Par Stephane Desjardins

L’analogie est évidente : dans le film de Luc Besson, seul un être au cœur pur, Arthur, arrache l’épée magique de son socle de pierre. Un autre Arthur a déjà réalisé cet exploit, mais avec le Graal.

C’est à ce genre de conte que s’abreuve allègrement Luc Besson lorsqu’il nous propose Arthur et les Minimoys, une fable pour enfants absolument renversante de beauté et d’inventivité photographique.

Soyons clairs: ce film ne bouleverse rien d’un point de vue scénaristique. Histoire archi-classique. Rebondissements de circonstance, en phase avec le style de récit. Personnages convenus. Intrigue prévisible à l’os. Rythme endiablé, par endroits. Musique judicieusement choisie.

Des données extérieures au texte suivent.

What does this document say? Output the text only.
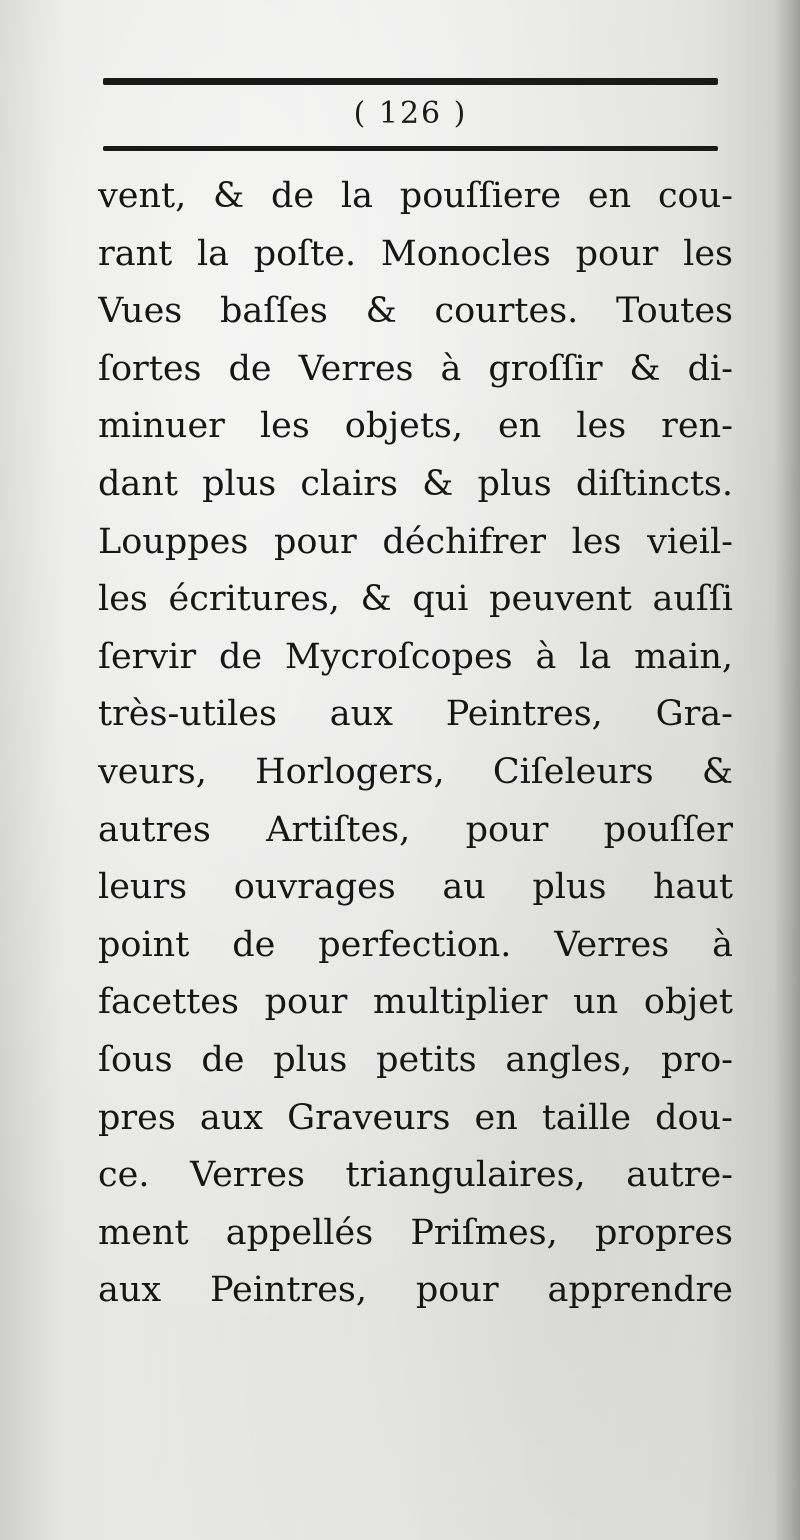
( 126 )
vent, & de la pouſſiere en cou-
rant la poſte. Monocles pour les
Vues baſſes & courtes. Toutes
ſortes de Verres à groſſir & di-
minuer les objets, en les ren-
dant plus clairs & plus diſtincts.
Louppes pour déchifrer les vieil-
les écritures, & qui peuvent auſſi
ſervir de Mycroſcopes à la main,
très-utiles aux Peintres, Gra-
veurs, Horlogers, Ciſeleurs &
autres Artiſtes, pour pouſſer
leurs ouvrages au plus haut
point de perfection. Verres à
facettes pour multiplier un objet
ſous de plus petits angles, pro-
pres aux Graveurs en taille dou-
ce. Verres triangulaires, autre-
ment appellés Priſmes, propres
aux Peintres, pour apprendre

Non, l’intérêt de ce film réside simplement dans sa grande beauté. Il fait penser un peu au Magicien d’Oz, avec son départ dans les plaines du Mid-West américain, dans les années 50 (les années 30 dans Oz). Dans les Minimoys, la ferme familiale n’est pas frappée par une tornade mais par un vilain créancier. À l’image de notre époque cupide, peut-être.

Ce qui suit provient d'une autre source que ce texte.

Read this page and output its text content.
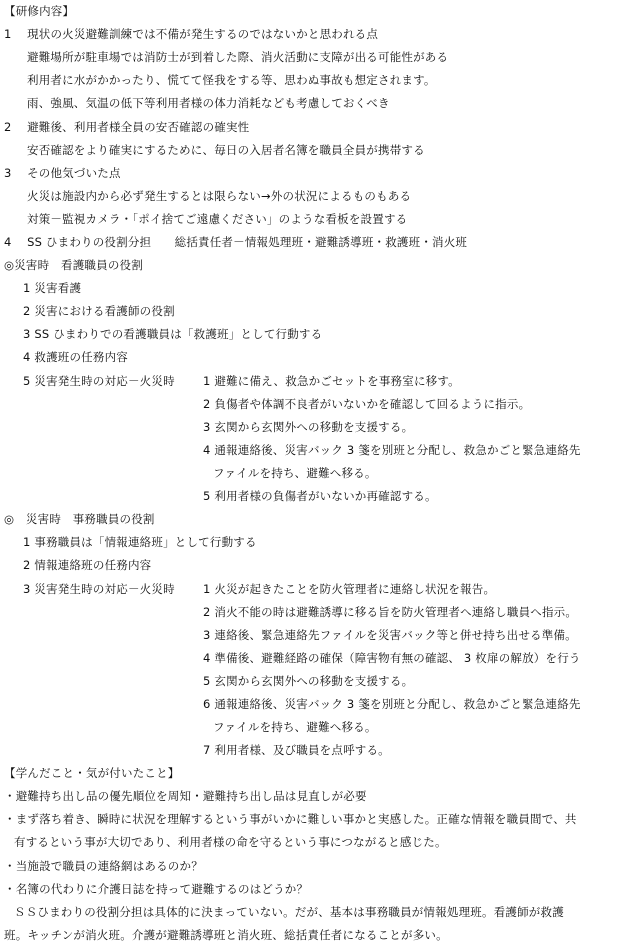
【研修内容】
1　 現状の火災避難訓練では不備が発生するのではないかと思われる点
避難場所が駐車場では消防士が到着した際、消火活動に支障が出る可能性がある
利用者に水がかかったり、慌てて怪我をする等、思わぬ事故も想定されます。
雨、強風、気温の低下等利用者様の体力消耗なども考慮しておくべき
2　 避難後、利用者様全員の安否確認の確実性
安否確認をより確実にするために、毎日の入居者名簿を職員全員が携帯する
3　 その他気づいた点
火災は施設内から必ず発生するとは限らない→外の状況によるものもある
対策－監視カメラ・「ポイ捨てご遠慮ください」のような看板を設置する
4　 SS ひまわりの役割分担　　総括責任者－情報処理班・避難誘導班・救護班・消火班
◎災害時　看護職員の役割
1 災害看護
2 災害における看護師の役割
3 SS ひまわりでの看護職員は「救護班」として行動する
4 救護班の任務内容
5 災害発生時の対応－火災時 1 避難に備え、救急かごセットを事務室に移す。
2 負傷者や体調不良者がいないかを確認して回るように指示。
3 玄関から玄関外への移動を支援する。
4 通報連絡後、災害バック 3 箋を別班と分配し、救急かごと緊急連絡先
ファイルを持ち、避難へ移る。
5 利用者様の負傷者がいないか再確認する。
◎　災害時　事務職員の役割
1 事務職員は「情報連絡班」として行動する
2 情報連絡班の任務内容
3 災害発生時の対応－火災時 1 火災が起きたことを防火管理者に連絡し状況を報告。
2 消火不能の時は避難誘導に移る旨を防火管理者へ連絡し職員へ指示。
3 連絡後、緊急連絡先ファイルを災害バック等と併せ持ち出せる準備。
4 準備後、避難経路の確保（障害物有無の確認、 3 枚扉の解放）を行う
5 玄関から玄関外への移動を支援する。
6 通報連絡後、災害バック 3 箋を別班と分配し、救急かごと緊急連絡先
ファイルを持ち、避難へ移る。
7 利用者様、及び職員を点呼する。
【学んだこと・気が付いたこと】
・避難持ち出し品の優先順位を周知・避難持ち出し品は見直しが必要
・まず落ち着き、瞬時に状況を理解するという事がいかに難しい事かと実感した。正確な情報を職員間で、共
有するという事が大切であり、利用者様の命を守るという事につながると感じた。
・当施設で職員の連絡網はあるのか？
・名簿の代わりに介護日誌を持って避難するのはどうか？
ＳＳひまわりの役割分担は具体的に決まっていない。だが、基本は事務職員が情報処理班。看護師が救護
班。キッチンが消火班。介護が避難誘導班と消火班、総括責任者になることが多い。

Toujours est-il que, comme Dorothy dans Oz (Judy Garland), le personnage principal est un enfant. Ici, c’est un petit garçon très allumé, à la limite de l’hyperactivité. Les circonstances font que sa mission est de sauver la ferme familiale (et retrouver le grand-père disparu depuis des lustres) en recherchant un trésor enfoui dans le sol par le patriarche. Le trésor se trouve chez les Minimoys.

La famille du garçon ne croit pas une seconde à l’existence de ce peuple et parle d’une invention du grand-père. Mais notre jeune homme en est convaincu et finira par découvrir ce monde secret et presque magique. C’est ici que le vrai film commence.
Évidemment, le royaume des Minimoys imaginé par Besson est tout simplement renversant de beauté. Une pure merveille. Le réalisateur a répété que 700 personnes avaient travaillé à son film. Ça paraît. Malgré quelques invraisemblances crasses, qu’on oublie facilement, on embarque sans sourciller dans l’aventure du personnage principal.

Arthur, Bétamèche et la princesse Selenia sont tous très sympathiques et fort mignons. Que puis-je ajouter? En plus d’être un excellent spectacle (mon rédac’ chef va rager à cette remarque), c’est aussi une œuvre d’art.

Besson nous annonce une suite: j’ai hâte de retrouver l’univers des Minimoys!